You’ve probably heard the claim, as I have, that Christmas trees began as a pagan custom. Then, at some point in history, Christians co-opted them for Christmas decorations. But repeating a wrong claim often enough does not make it true.
The reality is “the earliest historical reference to Christmas trees as such dates back to 16th century Germany. In 1561, an ordinance posted in Alsace declared that each burgher was allowed only one Christmas tree and that his tree could be no more than ‘eight shoes’ in height.” This first historical mention is many centuries after paganism died out in Europe.
So where did those Alsace Christmas trees come from? The most likely explanation is from the Adam & Eve plays which were performed on Dec. 24. Those plays served as a form of entertainment as well as way for the medieval church to teach people Bible stories.
Now any play about Adam and Eve in the garden of Eden, as told in Genesis 2, will need two trees: a “tree of the knowledge of good and evil” and a “tree of life”. In those plays, the “tree of life” was always some sort of evergreen with apples tied to its branches.
It seems, rather than dismantle the “tree of life” used in the play, people started to carry this stage prop forward into the Christmas celebrations which began that same evening.
And there is something very fitting to this. Because the “tree of life” is a theme found at both the start and the end of the Bible.

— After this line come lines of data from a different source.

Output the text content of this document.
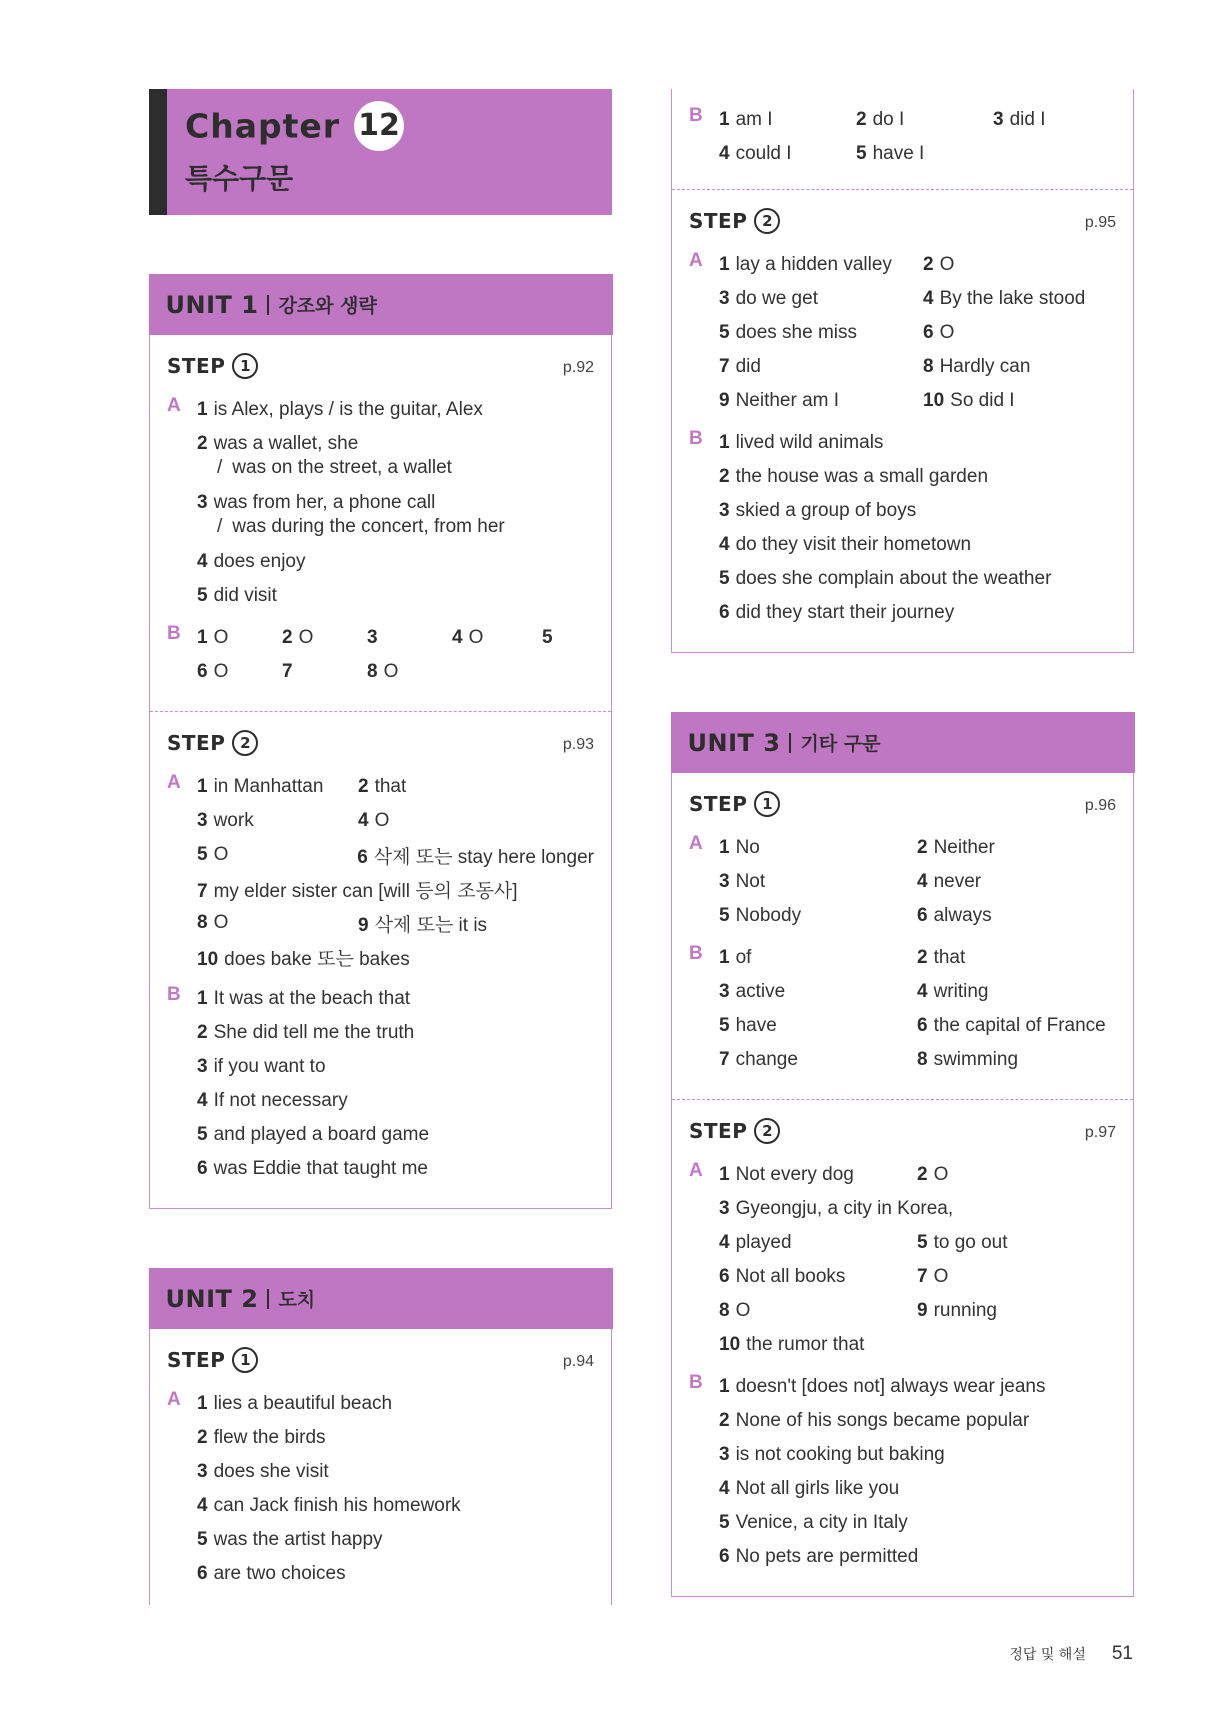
Chapter 12
특수구문
UNIT 1 강조와 생략
STEP 1	p.92
A 1 is Alex, plays / is the guitar, Alex
2 was a wallet, she
/ was on the street, a wallet
3 was from her, a phone call
/ was during the concert, from her
4 does enjoy
5 did visit
B 1 O	2 O	3	4 O	5
6 O	7	8 O
STEP 2	p.93
A 1 in Manhattan	2 that
3 work	4 O
5 O	6 삭제 또는 stay here longer
7 my elder sister can [will 등의 조동사]
8 O	9 삭제 또는 it is
10 does bake 또는 bakes
B 1 It was at the beach that
2 She did tell me the truth
3 if you want to
4 If not necessary
5 and played a board game
6 was Eddie that taught me
UNIT 2 도치
STEP 1	p.94
A 1 lies a beautiful beach
2 flew the birds
3 does she visit
4 can Jack finish his homework
5 was the artist happy
6 are two choices
B 1 am I	2 do I	3 did I
4 could I	5 have I
STEP 2	p.95
A 1 lay a hidden valley	2 O
3 do we get	4 By the lake stood
5 does she miss	6 O
7 did	8 Hardly can
9 Neither am I	10 So did I
B 1 lived wild animals
2 the house was a small garden
3 skied a group of boys
4 do they visit their hometown
5 does she complain about the weather
6 did they start their journey
UNIT 3 기타 구문
STEP 1	p.96
A 1 No	2 Neither
3 Not	4 never
5 Nobody	6 always
B 1 of	2 that
3 active	4 writing
5 have	6 the capital of France
7 change	8 swimming
STEP 2	p.97
A 1 Not every dog	2 O
3 Gyeongju, a city in Korea,
4 played	5 to go out
6 Not all books	7 O
8 O	9 running
10 the rumor that
B 1 doesn't [does not] always wear jeans
2 None of his songs became popular
3 is not cooking but baking
4 Not all girls like you
5 Venice, a city in Italy
6 No pets are permitted
정답 및 해설 51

After Genesis 2, Satan enters paradise in the form of a serpent. Genesis 3 recounts how he tempted our first parents to eat from the tree of the knowledge of good and evil (the only tree whose fruit God had forbidden them to eat). God then judges the serpent; God promises that one day the offspring of the woman shall crush the serpent’s head. Although God reconciles Adam and Eve to himself, Genesis 3 still ends with Adam and Eve exiled from Eden to prevent them from eating of the tree of life and living forever in their sinful state.
The tree of life shows up again in the last book of the Bible. In Revelation 2:7, the glorious risen and ascended Jesus gives this promise: “To the one who conquers I will grant to eat of the tree of life, which is in the paradise of God.”
Then Revelation Chapter 22 pictures for us a beautiful city where God’s people are to live in creation renewed and restored. Within this city is the tree of life, which bears a crop of fruit each and every month of the year and whose leaves bring healing. Revelation 22:14 reads: “Blessed are those who wash their robes, so that they may have the right to the tree of life and that they may enter the city by the gates.”
So, when you look at a Christmas tree – this evergreen tree with “fruit” decorating its boughs - let it point you to the salvation Jesus Christ brings. As both Son of God and Son of Man, Jesus came into the world to end the separation between God and human 小蓝视频s. In Jesus, forgiveness of sins is proclaimed. In him, our exile from Eden is over. By faith in Jesus, we are made citizens of the heavenly Jerusalem and look forward to an eternal dwelling place. Through him God has made a way for us to return to paradise; through him we are, once again, given access to the tree of life!
And so, as citizens of God’s kingdom, Christians developed the custom of the Christmas tree. To celebrate our Saviour’s birth, we decorate our homes with an evergreen tree with boughs filled with “fruit” – bringing, in some small way, a picture of the new heavens and new earth into our here and now. So merry Christmas! All glory be to Christ.